Of course, with technological advances occurring all the time, it has been realised that schizophrenia is actually a mental disorder, which can be treated very successfully with medication, in order to allow the sufferer to live a life relatively free of the standard symptoms of schizophrenia. Unfortunately though, as effective as these treatments may be, there is no known cure for it at present.
A schizophrenia test is not a complicated procedure. For the most part, it's a series of multiple choice questions such as "I feel like people are plotting against me" followed by scaled answers such as 'never", "sometimes", "often", and "always", for example. It is divided into sections that focus on various aspects of schizophrenia in order to determine where the strength of the disorder lies.
Schizophrenia is determined by the presence of two factors during a period of at least one month from a list of four: delusions, hallucinations, very disorganized or catatonic behaviour, and excessive negativity. Therefore, the questions on a schizophrenia test are geared towards discovering more about these aspects in relation to the patients' life. Depending on the answer given, a score will be applied and if the quota for schizophrenia is reached, further investigation will take place.
The question of whether or not you should take a schizophrenia test is really reliant on how you perceive your life to be at the moment. If you feel overwhelmingly confused, irritated, unmotivated, or sad, it's definitely an indication that something is not right.
Many people do not pursue treatment for such feelings due to the stigma attached to any sort of psychotherapy or psychiatric help. With the automatic assumption that anyone who goes to a "shrink" must be crazy, getting help is not their priority, so a lot of cases go undiagnosed.
As a result, it is a very sad fact is that for every ten people who are diagnosed with schizophrenia, one will commit suicide successfully, and four will attempt it and fail. Starting to develop between the teenage years and early twenties, it is possible for schizophrenia to be misinterpreted, blaming hormones in the process.
Incredibly, one percent of the entire population suffers a degree of schizophrenia!
Research is ongoing, but relies on the sufferers including their family members in any research as well, a situation with which they may not be so comfortable. Family members try to help in different ways, though many will concede that traditional methods of turning a blind eye or simply talking to a sufferer no longer realistically achieve any ground or make any progress.
The key today is to spot possible clues in your behavior (or that of someone else!) that might belie schizophrenia. However far away the notion might appear, if you feel any of the above information to be relevant, you'd be crazy not to take a schizophrenia te
Signs of Schizophrenia Tip #1
Schizophrenia is not the same thing as having multiple personality disorder. In multiple personality disorder a person has a number of independent identities that all share one host body. Typically one of the personalities is dominant and the others exist under the surface. With Schizophrenia, there could be independent personalities but the person suffering from the disease believes that these identities exist outside of him or herself.
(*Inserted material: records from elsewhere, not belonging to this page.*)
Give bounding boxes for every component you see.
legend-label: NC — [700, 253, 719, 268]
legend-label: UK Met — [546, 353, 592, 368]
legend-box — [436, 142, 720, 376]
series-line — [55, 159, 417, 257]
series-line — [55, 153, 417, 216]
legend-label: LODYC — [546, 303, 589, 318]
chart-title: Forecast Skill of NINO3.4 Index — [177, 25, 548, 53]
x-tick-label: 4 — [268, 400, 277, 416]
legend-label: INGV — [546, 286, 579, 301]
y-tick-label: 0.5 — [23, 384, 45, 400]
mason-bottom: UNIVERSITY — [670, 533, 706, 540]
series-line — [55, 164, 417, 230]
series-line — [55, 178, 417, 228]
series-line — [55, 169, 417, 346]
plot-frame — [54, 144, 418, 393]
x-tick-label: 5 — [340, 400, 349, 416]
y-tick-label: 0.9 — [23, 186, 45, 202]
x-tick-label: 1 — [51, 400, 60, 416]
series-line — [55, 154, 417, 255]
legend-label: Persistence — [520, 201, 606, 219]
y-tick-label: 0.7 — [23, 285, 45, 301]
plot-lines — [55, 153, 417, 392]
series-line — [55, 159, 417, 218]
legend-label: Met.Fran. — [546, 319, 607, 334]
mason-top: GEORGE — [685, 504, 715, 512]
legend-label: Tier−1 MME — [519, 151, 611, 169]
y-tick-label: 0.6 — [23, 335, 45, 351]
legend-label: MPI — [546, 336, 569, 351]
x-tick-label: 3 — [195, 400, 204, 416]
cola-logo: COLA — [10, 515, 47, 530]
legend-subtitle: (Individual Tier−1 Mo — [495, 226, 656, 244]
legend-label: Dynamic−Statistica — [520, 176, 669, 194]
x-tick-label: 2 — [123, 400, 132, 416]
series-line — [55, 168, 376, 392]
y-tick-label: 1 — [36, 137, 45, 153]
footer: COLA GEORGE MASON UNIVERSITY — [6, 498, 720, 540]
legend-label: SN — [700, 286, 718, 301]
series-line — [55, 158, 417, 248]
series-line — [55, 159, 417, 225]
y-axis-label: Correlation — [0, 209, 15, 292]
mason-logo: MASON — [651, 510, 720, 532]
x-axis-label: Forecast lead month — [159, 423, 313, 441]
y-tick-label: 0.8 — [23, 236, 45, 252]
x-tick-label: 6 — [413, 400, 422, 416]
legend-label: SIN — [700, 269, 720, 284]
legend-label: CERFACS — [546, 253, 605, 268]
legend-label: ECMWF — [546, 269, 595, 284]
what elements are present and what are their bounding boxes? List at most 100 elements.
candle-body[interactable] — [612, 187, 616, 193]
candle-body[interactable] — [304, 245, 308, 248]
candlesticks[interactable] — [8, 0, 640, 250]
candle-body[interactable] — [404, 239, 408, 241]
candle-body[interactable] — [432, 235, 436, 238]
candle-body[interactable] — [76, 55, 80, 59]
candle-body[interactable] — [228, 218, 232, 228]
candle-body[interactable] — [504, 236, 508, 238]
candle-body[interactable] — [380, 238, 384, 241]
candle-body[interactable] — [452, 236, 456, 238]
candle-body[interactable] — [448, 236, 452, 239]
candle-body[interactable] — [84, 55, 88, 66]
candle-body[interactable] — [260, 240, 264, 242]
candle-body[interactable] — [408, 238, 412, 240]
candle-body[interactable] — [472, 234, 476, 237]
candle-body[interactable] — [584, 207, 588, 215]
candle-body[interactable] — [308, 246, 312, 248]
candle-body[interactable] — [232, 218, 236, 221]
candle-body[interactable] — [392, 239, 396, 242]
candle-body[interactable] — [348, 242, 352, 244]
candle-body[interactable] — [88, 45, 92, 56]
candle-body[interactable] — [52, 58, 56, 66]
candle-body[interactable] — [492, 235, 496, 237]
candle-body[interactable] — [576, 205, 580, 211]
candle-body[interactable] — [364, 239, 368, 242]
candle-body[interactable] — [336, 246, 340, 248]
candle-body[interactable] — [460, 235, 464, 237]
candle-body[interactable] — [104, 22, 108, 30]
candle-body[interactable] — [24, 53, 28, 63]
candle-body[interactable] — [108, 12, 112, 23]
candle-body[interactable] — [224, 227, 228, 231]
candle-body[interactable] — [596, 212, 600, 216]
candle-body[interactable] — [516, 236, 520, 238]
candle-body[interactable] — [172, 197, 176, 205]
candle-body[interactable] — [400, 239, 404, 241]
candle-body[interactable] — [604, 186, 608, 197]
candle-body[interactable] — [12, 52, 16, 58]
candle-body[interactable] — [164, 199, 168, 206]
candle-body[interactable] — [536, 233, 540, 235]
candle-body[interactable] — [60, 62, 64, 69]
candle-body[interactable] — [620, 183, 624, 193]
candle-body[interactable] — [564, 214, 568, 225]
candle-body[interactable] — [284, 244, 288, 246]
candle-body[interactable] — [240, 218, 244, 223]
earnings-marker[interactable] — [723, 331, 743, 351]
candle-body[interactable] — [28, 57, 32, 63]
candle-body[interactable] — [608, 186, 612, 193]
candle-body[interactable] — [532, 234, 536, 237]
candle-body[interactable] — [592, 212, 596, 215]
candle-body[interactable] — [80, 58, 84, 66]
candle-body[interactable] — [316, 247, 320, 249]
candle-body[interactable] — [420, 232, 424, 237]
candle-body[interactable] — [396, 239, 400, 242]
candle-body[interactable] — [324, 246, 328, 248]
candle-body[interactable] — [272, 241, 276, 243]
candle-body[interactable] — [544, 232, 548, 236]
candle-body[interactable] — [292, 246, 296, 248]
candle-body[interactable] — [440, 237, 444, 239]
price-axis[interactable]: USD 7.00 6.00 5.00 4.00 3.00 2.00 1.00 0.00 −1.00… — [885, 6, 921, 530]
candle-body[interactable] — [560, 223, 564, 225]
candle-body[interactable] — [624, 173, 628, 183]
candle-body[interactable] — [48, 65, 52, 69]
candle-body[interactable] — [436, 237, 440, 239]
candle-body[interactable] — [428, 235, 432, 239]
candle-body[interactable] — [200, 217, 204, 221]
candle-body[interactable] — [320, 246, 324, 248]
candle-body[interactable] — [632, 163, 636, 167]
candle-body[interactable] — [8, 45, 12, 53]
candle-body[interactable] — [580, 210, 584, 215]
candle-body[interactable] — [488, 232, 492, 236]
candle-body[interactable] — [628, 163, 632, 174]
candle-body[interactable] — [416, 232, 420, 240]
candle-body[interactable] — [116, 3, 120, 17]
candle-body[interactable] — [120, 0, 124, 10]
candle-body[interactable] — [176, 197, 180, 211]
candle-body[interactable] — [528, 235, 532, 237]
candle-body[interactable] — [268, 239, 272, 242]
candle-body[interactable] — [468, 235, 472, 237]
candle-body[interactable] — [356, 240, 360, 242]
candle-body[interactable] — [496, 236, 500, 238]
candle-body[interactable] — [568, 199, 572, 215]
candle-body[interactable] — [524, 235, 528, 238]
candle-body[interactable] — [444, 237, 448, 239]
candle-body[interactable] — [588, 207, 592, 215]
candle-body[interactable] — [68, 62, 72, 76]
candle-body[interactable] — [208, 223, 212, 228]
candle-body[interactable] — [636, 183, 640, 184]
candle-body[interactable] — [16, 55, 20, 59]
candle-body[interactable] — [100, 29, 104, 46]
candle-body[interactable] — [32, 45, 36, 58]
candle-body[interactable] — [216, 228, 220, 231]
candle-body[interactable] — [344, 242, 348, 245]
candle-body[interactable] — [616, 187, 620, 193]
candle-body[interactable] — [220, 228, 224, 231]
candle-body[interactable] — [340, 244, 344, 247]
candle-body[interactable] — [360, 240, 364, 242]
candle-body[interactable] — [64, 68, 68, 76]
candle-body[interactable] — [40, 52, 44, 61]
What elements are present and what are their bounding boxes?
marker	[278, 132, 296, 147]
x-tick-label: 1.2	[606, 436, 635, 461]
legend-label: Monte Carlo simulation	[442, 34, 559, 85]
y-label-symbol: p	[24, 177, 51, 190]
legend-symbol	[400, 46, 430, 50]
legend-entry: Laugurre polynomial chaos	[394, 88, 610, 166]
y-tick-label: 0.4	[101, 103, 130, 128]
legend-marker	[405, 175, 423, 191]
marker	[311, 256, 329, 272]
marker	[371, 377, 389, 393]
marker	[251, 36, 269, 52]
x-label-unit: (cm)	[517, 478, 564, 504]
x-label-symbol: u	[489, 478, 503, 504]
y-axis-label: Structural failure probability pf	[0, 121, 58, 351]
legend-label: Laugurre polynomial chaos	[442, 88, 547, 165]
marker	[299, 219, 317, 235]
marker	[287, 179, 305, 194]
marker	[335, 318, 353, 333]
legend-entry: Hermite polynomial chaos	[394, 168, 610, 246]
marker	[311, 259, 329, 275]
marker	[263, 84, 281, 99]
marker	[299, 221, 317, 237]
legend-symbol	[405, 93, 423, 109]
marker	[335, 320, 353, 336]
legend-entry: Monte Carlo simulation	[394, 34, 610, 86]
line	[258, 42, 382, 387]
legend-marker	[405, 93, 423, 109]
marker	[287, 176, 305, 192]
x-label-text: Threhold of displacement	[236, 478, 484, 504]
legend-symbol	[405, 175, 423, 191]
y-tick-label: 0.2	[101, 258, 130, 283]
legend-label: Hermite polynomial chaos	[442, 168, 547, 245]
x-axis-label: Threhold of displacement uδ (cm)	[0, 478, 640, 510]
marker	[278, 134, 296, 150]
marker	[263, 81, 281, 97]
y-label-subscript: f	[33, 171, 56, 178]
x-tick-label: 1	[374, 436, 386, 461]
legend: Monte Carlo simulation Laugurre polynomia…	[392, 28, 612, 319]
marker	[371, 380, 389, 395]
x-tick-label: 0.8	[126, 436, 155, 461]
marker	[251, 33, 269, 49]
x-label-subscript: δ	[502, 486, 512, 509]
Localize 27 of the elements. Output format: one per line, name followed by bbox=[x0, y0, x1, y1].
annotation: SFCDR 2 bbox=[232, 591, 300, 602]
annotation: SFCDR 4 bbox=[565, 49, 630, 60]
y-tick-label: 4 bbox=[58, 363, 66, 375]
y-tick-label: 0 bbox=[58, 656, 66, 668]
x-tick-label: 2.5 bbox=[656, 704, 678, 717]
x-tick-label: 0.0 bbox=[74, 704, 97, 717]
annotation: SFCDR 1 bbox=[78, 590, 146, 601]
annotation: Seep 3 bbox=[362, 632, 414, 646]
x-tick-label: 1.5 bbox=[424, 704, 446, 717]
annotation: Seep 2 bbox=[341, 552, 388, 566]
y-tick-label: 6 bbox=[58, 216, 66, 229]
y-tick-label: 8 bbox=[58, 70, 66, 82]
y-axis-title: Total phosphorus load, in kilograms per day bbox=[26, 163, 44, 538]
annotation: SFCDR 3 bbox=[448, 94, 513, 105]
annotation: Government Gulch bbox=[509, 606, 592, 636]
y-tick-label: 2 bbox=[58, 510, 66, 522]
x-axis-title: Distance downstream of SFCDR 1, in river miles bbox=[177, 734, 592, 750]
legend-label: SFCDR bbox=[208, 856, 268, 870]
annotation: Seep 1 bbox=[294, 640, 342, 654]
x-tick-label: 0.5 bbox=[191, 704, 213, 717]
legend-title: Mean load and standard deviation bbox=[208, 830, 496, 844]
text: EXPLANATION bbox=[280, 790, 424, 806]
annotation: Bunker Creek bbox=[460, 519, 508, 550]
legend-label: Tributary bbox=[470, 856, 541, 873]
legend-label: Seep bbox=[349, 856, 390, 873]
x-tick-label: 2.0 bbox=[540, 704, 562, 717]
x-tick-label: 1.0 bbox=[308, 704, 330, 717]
Signs of Schizophrenia Tip #2
There are different types of schizophrenia. The most widely known is that of paranoid schizophrenia in which the schizophrenic believes that there are people who are out to "get" him (or her). Commonly the patient associates himself with an elite group and believes that it is his membership with that group that has made him a target of others.
Signs of Schizophrenia Tip #3
Schizophrenia is normally treated with anti-psychotic drugs. There are new drugs being developed all the time. Other treatments include Electro Convulsive Therapy in which the patient is driven to convulsions by receiving a series of shocks to the brain. This treatment is thought to fix the electrochemical balance of the brain.